August felt like a return to normality, as I’ve felt able to socialise with large groups again. It’s a strange time, as it’s hard to tell what I should be doing to protect myself. Cases are high and rising, vaccination effectiveness is fading, and the government has not said anything about how things proceed in the long-term. Being the only person in a supermarket wearing a mask has felt weird. But, while I’m still resolved to avoid coronavirus, I’m also reluctant to keep my life in suspension forever.
This month saw a fair bit of travelling. I visited Brighton twice – once to see Tom, the other time for a hike with Emma. Hiking with Emma was part of her MA, so the walk was written up in her research blog. I also visited Norwich, where we celebrated Rosy’s daughter leaving home (such emotion!) and ate some great meals. I spent some time in Hebden Bridge (Hepstonstall, actually), where I learned a valuable lesson about not trusting Calder Valley weather. I visited the offices of my new employer, Mindera, and loved meeting my colleagues in person. There was even a bit of camping in a field near where I’m living, and the Blame Blake event in Sheffield on Bank Holiday Monday. That’s a lot of travelling.
I continue to feel like I’m struggling with the new job, although the feedback I’ve had has been excellent. I’ve never had such a slow ramp-up to the point where I feel I’m contributing to a project with my full ability. I do love working on a mature microservice set-up – although I also feel a little awed by how much work it has taken the client to reach that point. Successful cloud architectures are not easy.
I’m continuing to write, and focussing on sending things out. I’ve had a small piece, Alex and the Face, published in Microfiction Monday and there are seven other stories out for submission. I’ve decided that writing should be at least as much fun as playing video games, and will let that idea guide what I work on from now on.
Other than the hike with Emma, I’ve mainly been keeping to my regular daily walks. My total for the month is 407,230 steps, with a daily maximum of 33,634 (thanks, Emma!) and an average of 13,136 steps (compared with 11,342 in July and 10,766 in April 2020’s lockdown).
I finished six books – highlights were Heroic Failures and CJ Stone’s Fierce Dancing, which was a great portrait of a lost culture. The Final Girl Support Group was a brisk read, which was great, but it wasn’t quite the book I’d hoped for. I wanted more revisionist slasher fiction (like the first series of the Nailbiter comics) but the novel was somewhat overwhelmed by the plot.

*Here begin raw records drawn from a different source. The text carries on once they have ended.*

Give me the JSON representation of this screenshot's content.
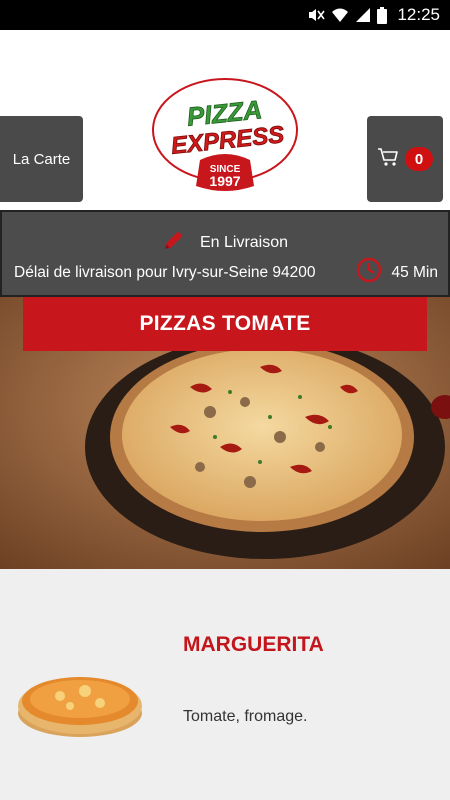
{
  "status_bar": {
    "time": "12:25"
  },
  "header": {
    "menu_button_label": "La Carte",
    "cart_count": "0",
    "logo": {
      "line1": "PIZZA",
      "line2": "EXPRESS",
      "badge_line1": "SINCE",
      "badge_line2": "1997"
    }
  },
  "delivery": {
    "mode": "En Livraison",
    "delay_text": "Délai de livraison pour Ivry-sur-Seine 94200",
    "delay_value": "45 Min"
  },
  "category": {
    "title": "PIZZAS TOMATE"
  },
  "product": {
    "name": "MARGUERITA",
    "description": "Tomate, fromage."
  },
  "colors": {
    "brand_red": "#c8161d",
    "panel_gray": "#4a4a4a"
  }
}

I watched very little TV, slowly making my way through Pose. I did watch the movie Pig, which was a wonderfully weird film about food culture, featuring an understated performance from Nicholas Cage. Music-wise, there were long-awaited releases from Kanye West and Lorde, both of which I’m finding hard to get into. The Lorde album feels a little too dreamy, possibly due to sharing a producer with Lana Del Rey.
Quitting caffeine last month was a successful experiment. I am sleeping better and less tired during the day than usual. It’s not cured my headaches, but they have been less frequent and less severe, so that is a definite win.
I’ve been replaying The Last of Us Part 2, this time on a harder difficulty level. I’m definitely better at it than I was the first time round, but it feels like a dumb way to spend my time. Video games are compulsive and gripping, but developing skills in them feels kind of pointless. I have considered getting a new game, but can’t see anything that won’t just devolve into repetition. As I said above, I’d rather focus on the sort of writing that is more interesting than games.